Roy recalls that life was very pleasant in Skukuza and he felt part of a special family that 'every day played host to visitors (tourists).' He said: 'Conservation was the pre-eminent concern of the staff, but tourism was not neglected. In fact I remember thinking of tourists as extended family who were visiting us and keen to learn something about what we are doing and why. This was a good and warm feeling.'

The Elephant That Wouldn't Budge

One day we had a call from a ranger in the southern district that sugar cane farmers just outside the Park were complaining that elephants were in their sugar cane. (The southern boundary of the Park was not fenced at that time since the Crocodile River served as a reasonably effective barrier to keep game animals inside the Park. An elephant can do a lot of agricultural damage in a short time, so I got in the helicopter and flew right down.

After picking up the ranger we headed out to the farms and soon found the elephants indulging their sweet tooth. We herded them back toward the Park, and everything went well until we got to the Crocodile River. All the elephants finally entered the river except one big bull, who just didn't want to go in. I got down close to him and eventually got him into the river, but then he stopped on a sand bar in the middle and refused to budge another inch.

We drove the rest of the elephants across the river and into the Park, and then went back for the stubborn one on the sandbank. I flew up close to him again, and hovered over him for a while throwing downwash on him, but this time he stood his ground. In fact, he kept turning to face me, with his ears back and his trunk down, ready for a fight. Then I decided to climb up and make a high-speed dive down on him.
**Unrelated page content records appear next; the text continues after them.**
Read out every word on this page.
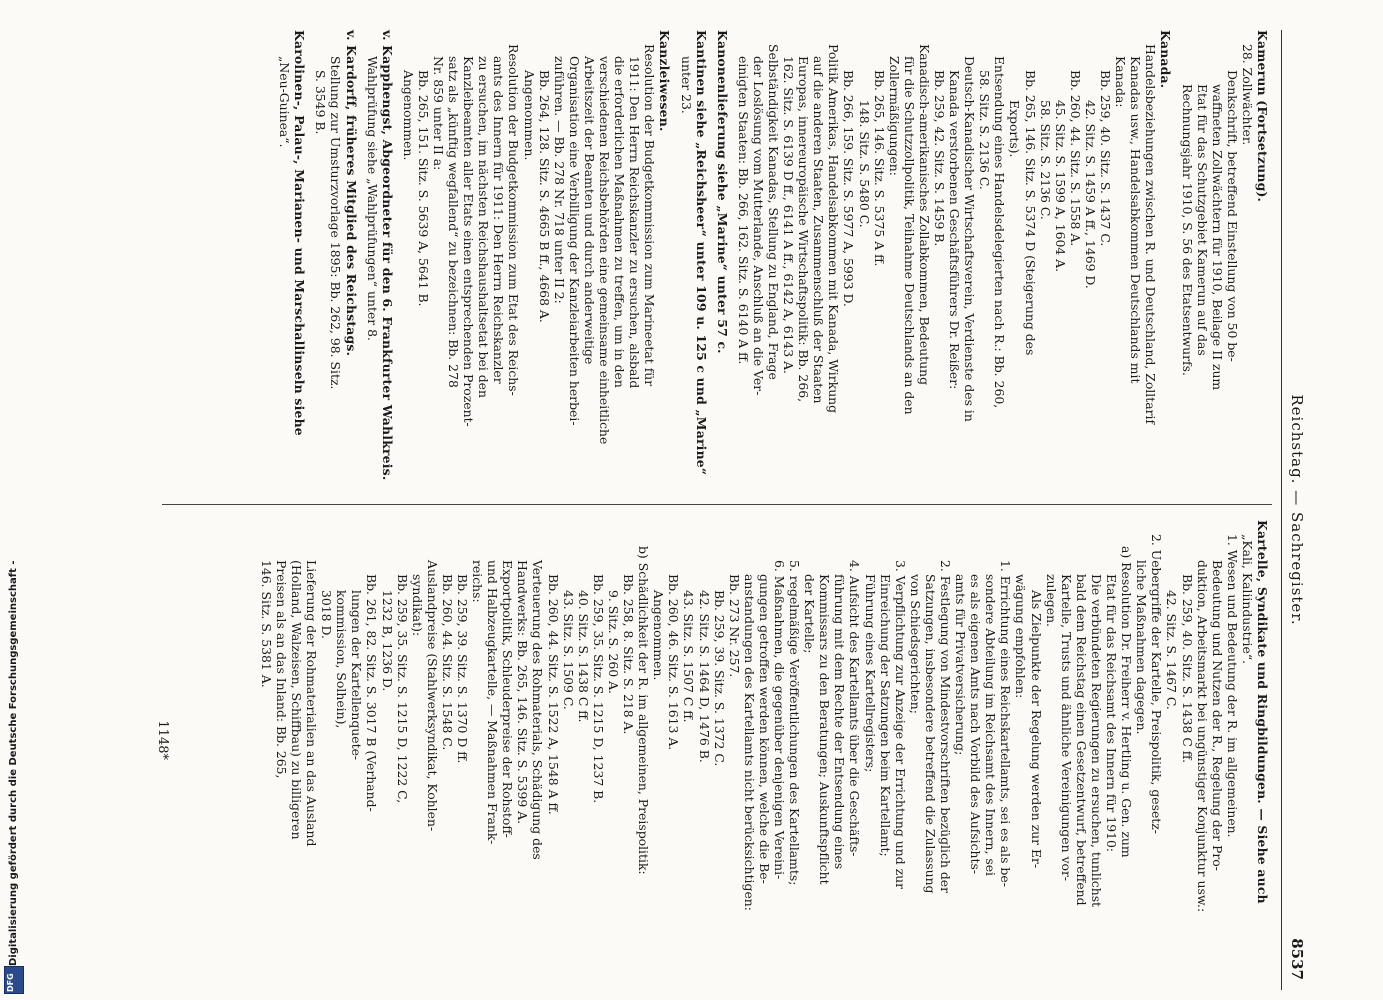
Reichstag. — Sachregister.
8537

Kamerun (Fortsetzung).

28. Zollwächter.

Denkschrift, betreffend Einstellung von 50 be-

waffneten Zollwächtern für 1910, Beilage II zum

Etat für das Schutzgebiet Kamerun auf das

Rechnungsjahr 1910, S. 56 des Etatsentwurfs.

Kanada.

Handelsbeziehungen zwischen R. und Deutschland, Zolltarif

Kanadas usw., Handelsabkommen Deutschlands mit

Kanada:

Bb. 259, 40. Sitz. S. 1437 C.

42. Sitz. S. 1459 A ff., 1469 D.

Bb. 260, 44. Sitz. S. 1558 A.

45. Sitz. S. 1599 A, 1604 A.

58. Sitz. S. 2136 C.

Bb. 265, 146. Sitz. S. 5374 D (Steigerung des

Exports).

Entsendung eines Handelsdelegierten nach R.: Bb. 260,

58. Sitz. S. 2136 C.

Deutsch-Kanadischer Wirtschaftsverein, Verdienste des in

Kanada verstorbenen Geschäftsführers Dr. Reißer:

Bb. 259, 42. Sitz. S. 1459 B.

Kanadisch-amerikanisches Zollabkommen, Bedeutung

für die Schutzzollpolitik, Teilnahme Deutschlands an den

Zollermäßigungen:

Bb. 265, 146. Sitz. S. 5375 A ff.

148. Sitz. S. 5480 C.

Bb. 266, 159. Sitz. S. 5977 A, 5993 D.

Politik Amerikas, Handelsabkommen mit Kanada, Wirkung

auf die anderen Staaten, Zusammenschluß der Staaten

Europas, innereuropäische Wirtschaftspolitik: Bb. 266,

162. Sitz. S. 6139 D ff., 6141 A ff., 6142 A, 6143 A.

Selbständigkeit Kanadas, Stellung zu England, Frage

der Loslösung vom Mutterlande, Anschluß an die Ver-

einigten Staaten: Bb. 266, 162. Sitz. S. 6140 A ff.

Kanonenlieferung siehe „Marine“ unter 57 c.

Kantinen siehe „Reichsheer“ unter 109 u. 125 c und „Marine“

unter 23.

Kanzleiwesen.

Resolution der Budgetkommission zum Marineetat für

1911: Den Herrn Reichskanzler zu ersuchen, alsbald

die erforderlichen Maßnahmen zu treffen, um in den

verschiedenen Reichsbehörden eine gemeinsame einheitliche

Arbeitszeit der Beamten und durch anderweitige

Organisation eine Verbilligung der Kanzleiarbeiten herbei-

zuführen. — Bb. 278 Nr. 718 unter II 2:

Bb. 264, 128. Sitz. S. 4665 B ff., 4668 A.

Angenommen.

Resolution der Budgetkommission zum Etat des Reichs-

amts des Innern für 1911: Den Herrn Reichskanzler

zu ersuchen, im nächsten Reichshaushaltsetat bei den

Kanzleibeamten aller Etats einen entsprechenden Prozent-

satz als „künftig wegfallend“ zu bezeichnen: Bb. 278

Nr. 859 unter II a:

Bb. 265, 151. Sitz. S. 5639 A, 5641 B.

Angenommen.

v. Kapphengst, Abgeordneter für den 6. Frankfurter Wahlkreis.

Wahlprüfung siehe „Wahlprüfungen“ unter 8.

v. Kardorff, früheres Mitglied des Reichstags.

Stellung zur Umsturzvorlage 1895: Bb. 262, 98. Sitz.

S. 3549 B.

Karolinen-, Palau-, Marianen- und Marschallinseln siehe

„Neu-Guinea“.

Kartelle, Syndikate und Ringbildungen. — Siehe auch

„Kali, Kaliindustrie“.

1. Wesen und Bedeutung der R. im allgemeinen.

Bedeutung und Nutzen der R., Regelung der Pro-

duktion, Arbeitsmarkt bei ungünstiger Konjunktur usw.:

Bb. 259, 40. Sitz. S. 1438 C ff.

42. Sitz. S. 1467 C.

2. Uebergriffe der Kartelle, Preispolitik, gesetz-

liche Maßnahmen dagegen.

a) Resolution Dr. Freiherr v. Hertling u. Gen. zum

Etat für das Reichsamt des Innern für 1910:

Die verbündeten Regierungen zu ersuchen, tunlichst

bald dem Reichstag einen Gesetzentwurf, betreffend

Kartelle, Trusts und ähnliche Vereinigungen vor-

zulegen.

Als Zielpunkte der Regelung werden zur Er-

wägung empfohlen:

1. Errichtung eines Reichskartellamts, sei es als be-

sondere Abteilung im Reichsamt des Innern, sei

es als eigenen Amts nach Vorbild des Aufsichts-

amts für Privatversicherung;

2. Festlegung von Mindestvorschriften bezüglich der

Satzungen, insbesondere betreffend die Zulassung

von Schiedsgerichten;

3. Verpflichtung zur Anzeige der Errichtung und zur

Einreichung der Satzungen beim Kartellamt;

Führung eines Kartellregisters;

4. Aufsicht des Kartellamts über die Geschäfts-

führung mit dem Rechte der Entsendung eines

Kommissars zu den Beratungen; Auskunftspflicht

der Kartelle;

5. regelmäßige Veröffentlichungen des Kartellamts;

6. Maßnahmen, die gegenüber denjenigen Vereini-

gungen getroffen werden können, welche die Be-

anstandungen des Kartellamts nicht berücksichtigen:

Bb. 273 Nr. 257.

Bb. 259, 39. Sitz. S. 1372 C.

42. Sitz. S. 1464 D, 1476 B.

43. Sitz. S. 1507 C ff.

Bb. 260, 46. Sitz. S. 1613 A.

Angenommen.

b) Schädlichkeit der R. im allgemeinen, Preispolitik:

Bb. 258, 8. Sitz. S. 218 A.

9. Sitz. S. 260 A.

Bb. 259, 35. Sitz. S. 1215 D, 1237 B.

40. Sitz. S. 1438 C ff.

43. Sitz. S. 1509 C.

Bb. 260, 44. Sitz. S. 1522 A, 1548 A ff.

Verteuerung des Rohmaterials, Schädigung des

Handwerks: Bb. 265, 146. Sitz. S. 5399 A.

Exportpolitik, Schleuderpreise der Rohstoff-

und Halbzeugkartelle, — Maßnahmen Frank-

reichs:

Bb. 259, 39. Sitz. S. 1370 D ff.

Bb. 260, 44. Sitz. S. 1548 C.

Auslandpreise (Stahlwerksyndikat, Kohlen-

syndikat):

Bb. 259, 35. Sitz. S. 1215 D, 1222 C,

1232 B, 1236 D.

Bb. 261, 82. Sitz. S. 3017 B (Verhand-

lungen der Kartellenquete-

kommission, Solhein),

3018 D.

Lieferung der Rohmaterialien an das Ausland

(Holland, Walzeisen, Schiffbau) zu billigeren

Preisen als an das Inland: Bb. 265,

146. Sitz. S. 5381 A.

1148*
Digitalisierung gefördert durch die Deutsche Forschungsgemeinschaft -
DFG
He was watching me all the time as I got into position to make a diving run, and facing me as I came down. I made a quick stop just a few feet away, thinking the noise and the downwash and the sudden rush out of the sky would frighten him into turning and running. But instead, he suddenly reared up on his hind feet to confront me, and his trunk very nearly got hold of my right skid.

This was quite a frightening sight to view through the plexiglass below my rudder pedals; an enraged elephant looming just inches away with his trunk reaching out for me. I shudder to think what would have happened if he had gotten a hold of the skid; I'm sure he could have easily turned me over to one side and we probably would have crashed. Fortunately he didn't quite grab the skid, and we got away.

The ranger asked me not to do that again; it made him nervous. The ranger then had another idea, and he asked me to go to a gravel bar a short distance away and land, which I did. He got out and picked up some big rocks, which he heaved aboard, and then he asked me to go back and hover over the elephant. The defiant animal was still wanting a fight, but after the ranger threw some big rocks down on him, it finally decided to cooperate and crossed the river. This was an interesting case of adding a low-tech method to a high-tech method to solve a problem with a very stubborn elephant.